Insurers can recover defence costs where the claim is not covered

Royal Courts of Justice_2014 (B&W)
The High Court has ruled that an insurer who funded an assured’s defence costs in a professional indemnity claim was entitled to reclaim those costs following an arbitration decision that the claim was not in fact covered by the insurance policy. 

Mr Oldham, an accountant and licensed insolvency practitioner, faced proceedings arising out of events in 2008 and 2009. QBE Insurance (Europe) Limited were Mr Oldham’s professional indemnity insurers for 12 months from February 2014 and they disputed coverage on the basis that the claim against Mr Oldham had been notified to him before the policy’s inception. However, the policy was subject to the Minimum Terms of the Institute of Chartered Accountants of England and Wales and so the insurers were obliged to fund Mr Oldham’s defence costs pending resolution of the coverage dispute.

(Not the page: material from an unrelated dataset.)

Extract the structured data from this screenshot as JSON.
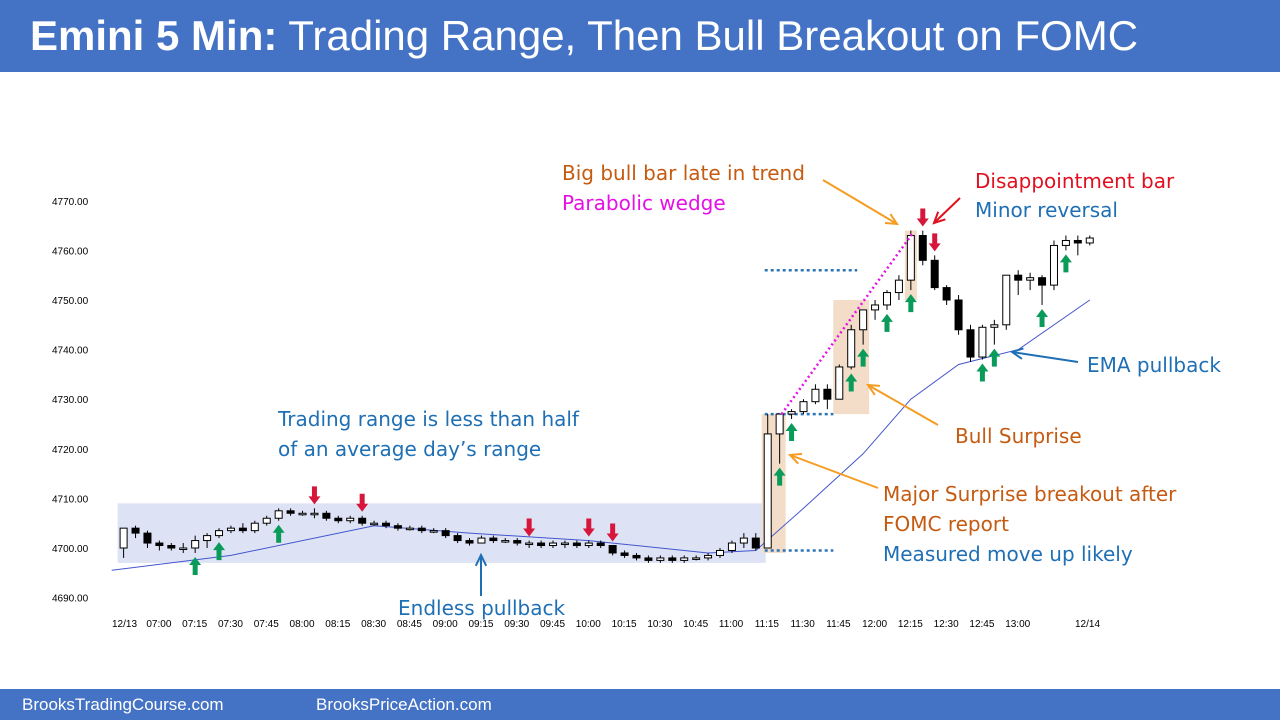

QBE therefore paid Mr Oldham’s defence costs in the High Court and referred the coverage dispute to arbitration. As well as ruling that the claim was not covered, the arbitrator held that QBE was entitled to reimbursement of the £43,775 of defence costs which it had funded. In Oldham v QBE Insurance, Mr Oldham brought an application to the High Court against this aspect of the arbitration award, arguing that as a matter of law QBE had no entitlement under the terms of the policy to recover this money. He also brought an alternative challenge to the award on the ground that he was not given fair opportunity by the arbitrator to question such entitlement.

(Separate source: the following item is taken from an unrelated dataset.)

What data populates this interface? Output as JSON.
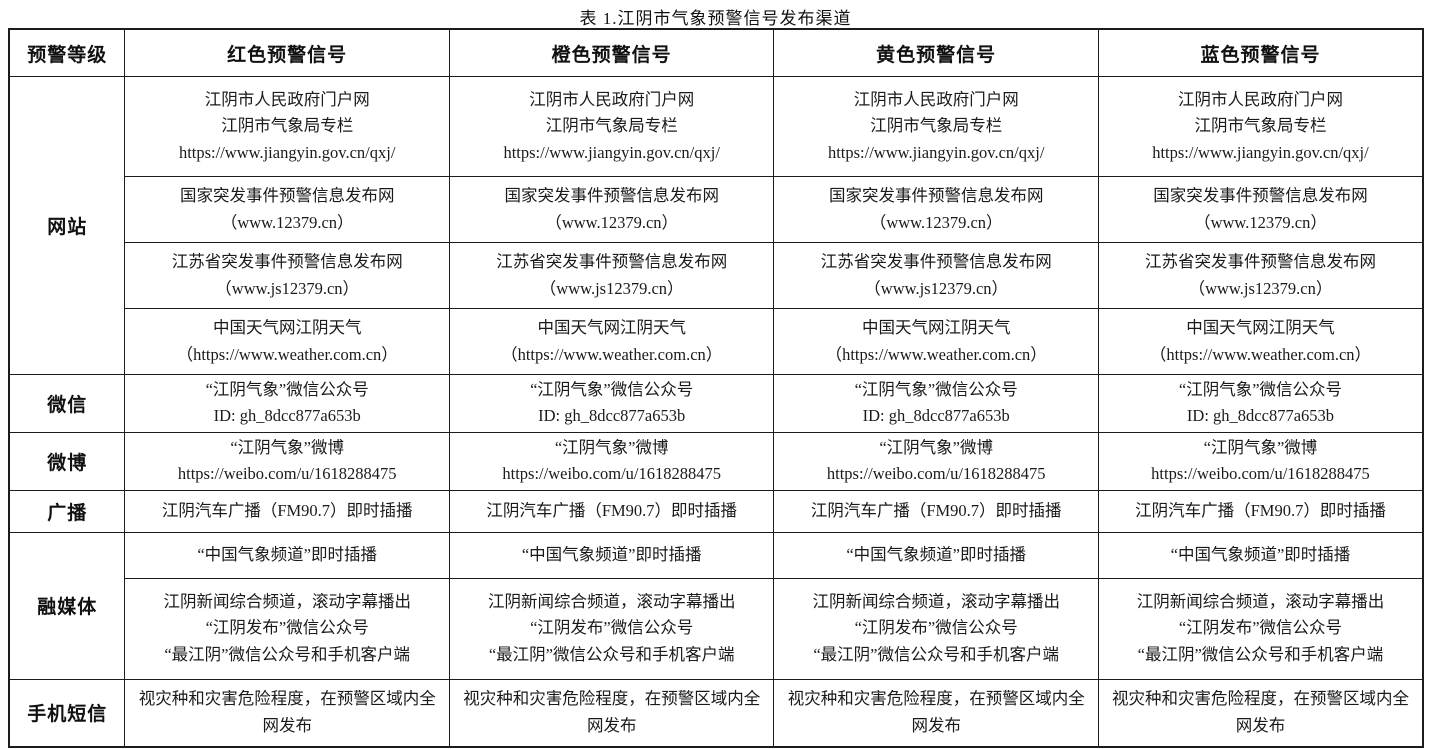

The focus of Mr Oldham’s challenge was the wording of clause C10.2 of the Minimum Terms which states that in the event of any dispute concerning liability, “Insurers will advance Defence Costs … pending resolution of any such dispute”. Mr Oldham argued that in this context the word “pending” meant “until”, relying also on the fact that there was no express right to repayment provided for by the clause. However, Popplewell J held that the “unbusinesslike consequence” of this reading could not have been what the policy draftsman intended. He ruled that the correct reading must be that “in each case the payment is to be provisional and subject to repayment in the event that the dispute is resolved in favour of there being no coverage”

It was therefore held that the arbitrator had not erred in law and so the appeal in relation to defence costs was dismissed. However, Popplewell J did accept Mr Oldham’s argument that he had not been given fair opportunity to address various aspects of the award against him and that a substantial injustice had arisen from this irregularity. He therefore allowed Mr Oldham’s requested extension of time to make a payment on account of costs. This in large part arose because Mr Oldham was not represented at the arbitration hearing. In the court proceedings he appeared as a litigant in person. This illustrates again the necessity for insurers (and arbitrators) to be seen to grant considerable flexibility to such individuals.